Kapolres Dumai AKBP Angga Herlambang mengatakan awalnya pihak kepolisian mendapat laporan adanya kegiatan pengerjaan lahan di kawasan Taman Wisata Alam (TWA) Sungai Dumai. Menindaklanjuti informasi tersebut, tim segera bergerak menuju lokasi di Kecamatan Dumai Timur, Kota Dumai.
“Setibanya di lokasi, petugas menemukan lahan yang telah terbuka seluas kurang lebih enam hektare. Di lokasi tersebut juga ditemukan satu unit alat berat jenis Excavator Hitachi PC110 warna oranye yang sedang beroperasi,” jelas Kapolres, Kamis, 12 Februari 2026.

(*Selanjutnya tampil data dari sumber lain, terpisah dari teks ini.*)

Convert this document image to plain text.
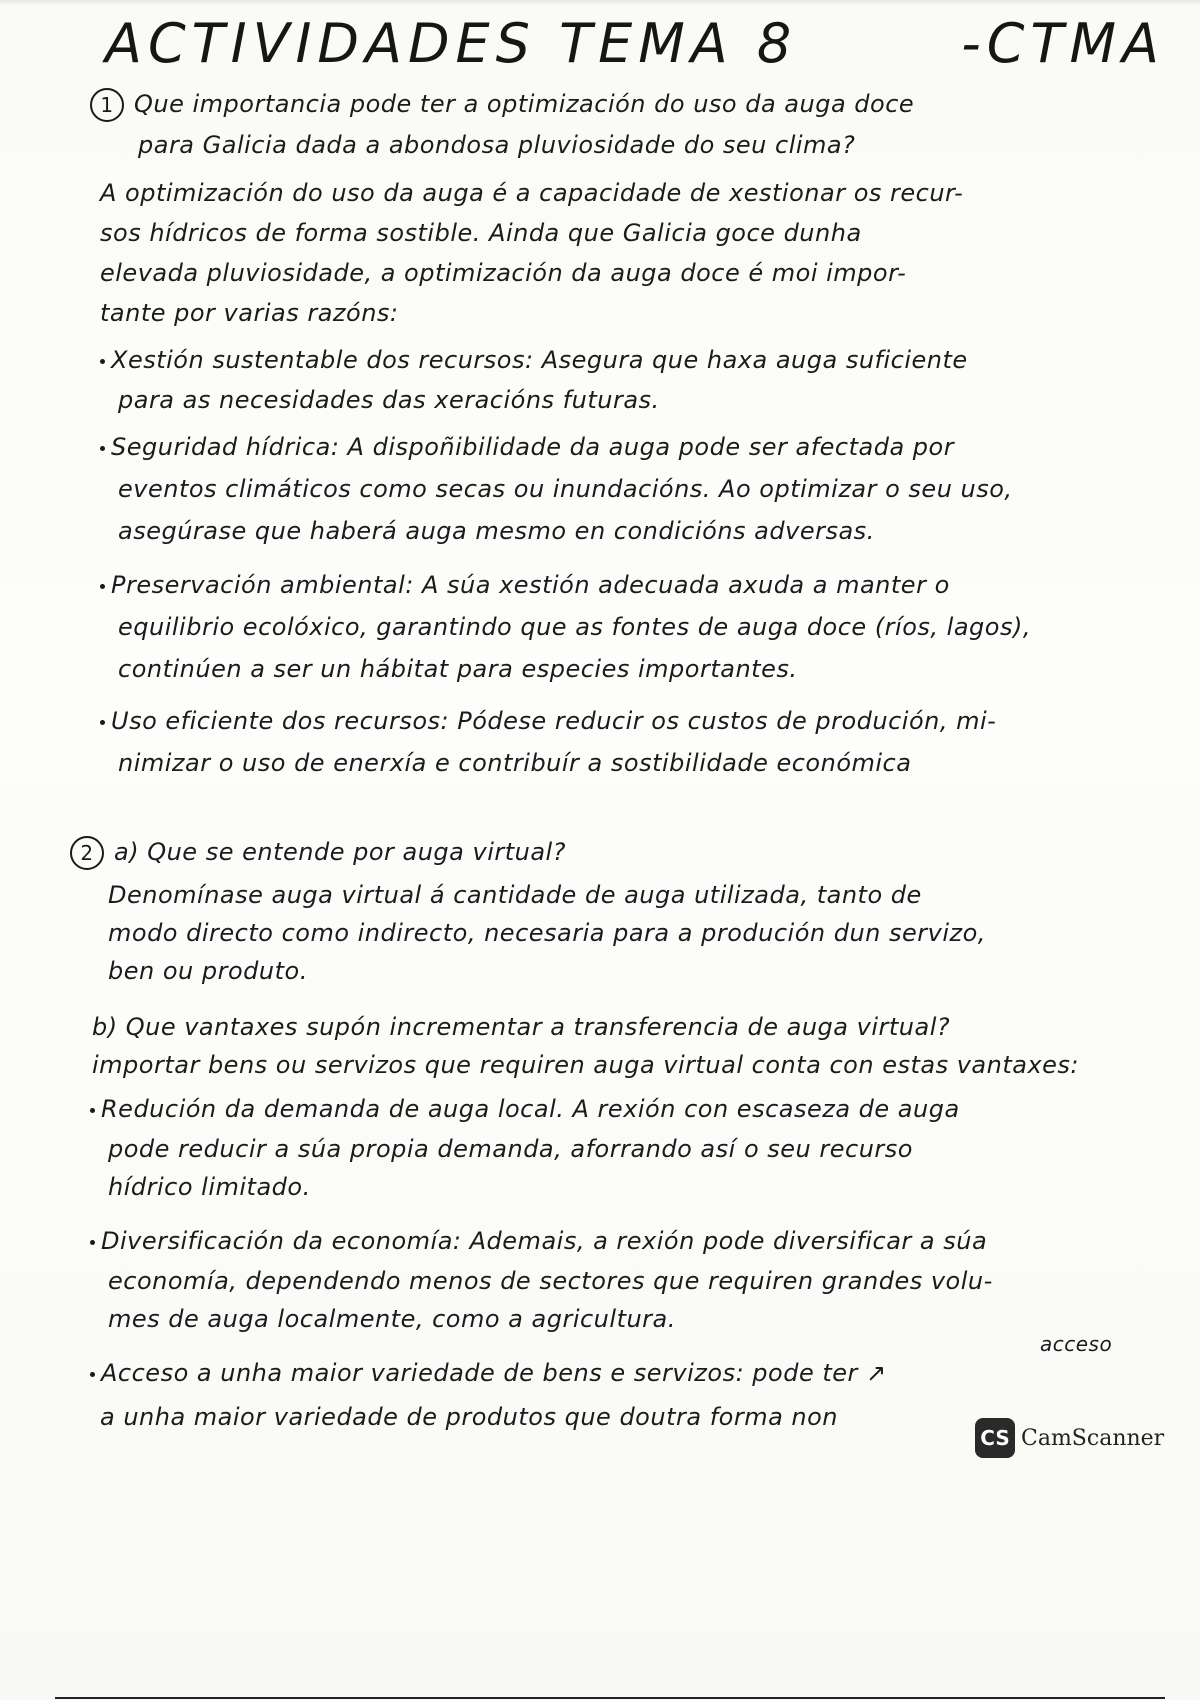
ACTIVIDADES TEMA 8	-CTMA
1 Que importancia pode ter a optimización do uso da auga doce
para Galicia dada a abondosa pluviosidade do seu clima?
A optimización do uso da auga é a capacidade de xestionar os recur-
sos hídricos de forma sostible. Ainda que Galicia goce dunha
elevada pluviosidade, a optimización da auga doce é moi impor-
tante por varias razóns:
Xestión sustentable dos recursos: Asegura que haxa auga suficiente
para as necesidades das xeracións futuras.
Seguridad hídrica: A dispoñibilidade da auga pode ser afectada por
eventos climáticos como secas ou inundacións. Ao optimizar o seu uso,
asegúrase que haberá auga mesmo en condicións adversas.
Preservación ambiental: A súa xestión adecuada axuda a manter o
equilibrio ecolóxico, garantindo que as fontes de auga doce (ríos, lagos),
continúen a ser un hábitat para especies importantes.
Uso eficiente dos recursos: Pódese reducir os custos de produción, mi-
nimizar o uso de enerxía e contribuír a sostibilidade económica
2 a) Que se entende por auga virtual?
Denomínase auga virtual á cantidade de auga utilizada, tanto de
modo directo como indirecto, necesaria para a produción dun servizo,
ben ou produto.
b) Que vantaxes supón incrementar a transferencia de auga virtual?
importar bens ou servizos que requiren auga virtual conta con estas vantaxes:
Redución da demanda de auga local. A rexión con escaseza de auga
pode reducir a súa propia demanda, aforrando así o seu recurso
hídrico limitado.
Diversificación da economía: Ademais, a rexión pode diversificar a súa
economía, dependendo menos de sectores que requiren grandes volu-
mes de auga localmente, como a agricultura.
acceso
Acceso a unha maior variedade de bens e servizos: pode ter ↗
a unha maior variedade de produtos que doutra forma non
CS CamScanner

Petugas kemudian mengamankan operator alat berat dan membawanya ke Polres Dumai guna dilakukan pemeriksaan lebih lanjut. Dari hasil penyelidikan, polisi menetapkan dua orang sebagai tersangka, yakni berinisial SR dan S.

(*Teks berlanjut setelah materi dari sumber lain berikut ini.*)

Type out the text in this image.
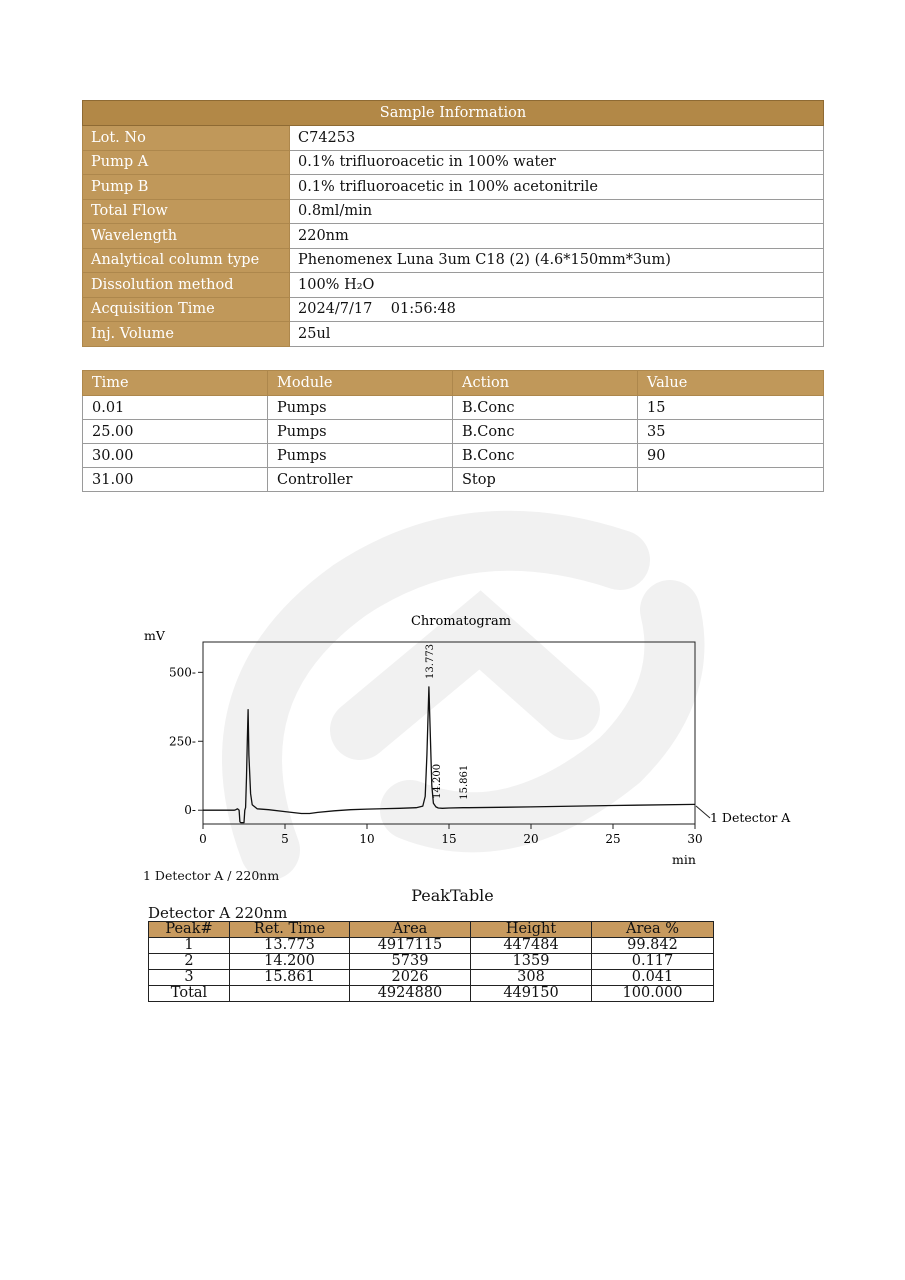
Sample Information	
Lot. No	C74253
Pump A	0.1% trifluoroacetic in 100% water
Pump B	0.1% trifluoroacetic in 100% acetonitrile
Total Flow	0.8ml/min
Wavelength	220nm
Analytical column type	Phenomenex Luna 3um C18 (2) (4.6*150mm*3um)
Dissolution method	100% H₂O
Acquisition Time	2024/7/17    01:56:48
Inj. Volume	25ul
Time	Module	Action	Value
0.01	Pumps	B.Conc	15
25.00	Pumps	B.Conc	35
30.00	Pumps	B.Conc	90
31.00	Controller	Stop	
Chromatogram
mV
min
0	5	10	15	20	25	30
0-
250-
500-	13.773
14.200 15.861
1 Detector A
1 Detector A / 220nm
PeakTable
Detector A 220nm
Peak#	Ret. Time	Area	Height	Area %
1	13.773	4917115	447484	99.842
2	14.200	5739	1359	0.117
3	15.861	2026	308	0.041
Total		4924880	449150	100.000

“Berdasarkan hasil pemeriksaan awal, tersangka SR mendatangkan alat berat jenis excavator dengan cara menyewa untuk mengerjakan lahan yang berada di dalam kawasan TWA Sungai Dumai. Sementara tersangka S berperan sebagai operator alat berat yang mengoperasikan excavator tersebut untuk melakukan pembersihan lahan,” jelas Kapolres.
Adapun motif para tersangka adalah melakukan pembersihan lahan dengan cara membuat parit atau kanal serta badan jalan untuk dijadikan lahan perkebunan kelapa sawit. Di lokasi juga ditemukan area yang telah dibersihkan menggunakan gergaji mesin (chainsaw) serta diratakan menggunakan alat berat.
Kapolres Dumai menegaskan bahwa tindakan tersebut merupakan bentuk pelanggaran terhadap ketentuan perundang-undangan di bidang konservasi sumber daya alam hayati dan ekosistemnya.
“Kami tidak akan mentolerir segala bentuk perambahan dan perusakan kawasan konservasi. Polres Dumai berkomitmen untuk menindak tegas setiap pelaku yang merusak lingkungan, khususnya di kawasan yang dilindungi negara. Kami juga mengapresiasi peran aktif masyarakat dalam memberikan informasi sehingga tindakan ini dapat segera dihentikan,” tegas AKBP Angga Herlambang.
Saat ini pelaku berikut barang bukti telah diamankan di Polres Dumai guna penyidikan lebih lanjut. Polres Dumai mengimbau kepada seluruh masyarakat agar tidak melakukan aktivitas ilegal di kawasan hutan dan konservasi.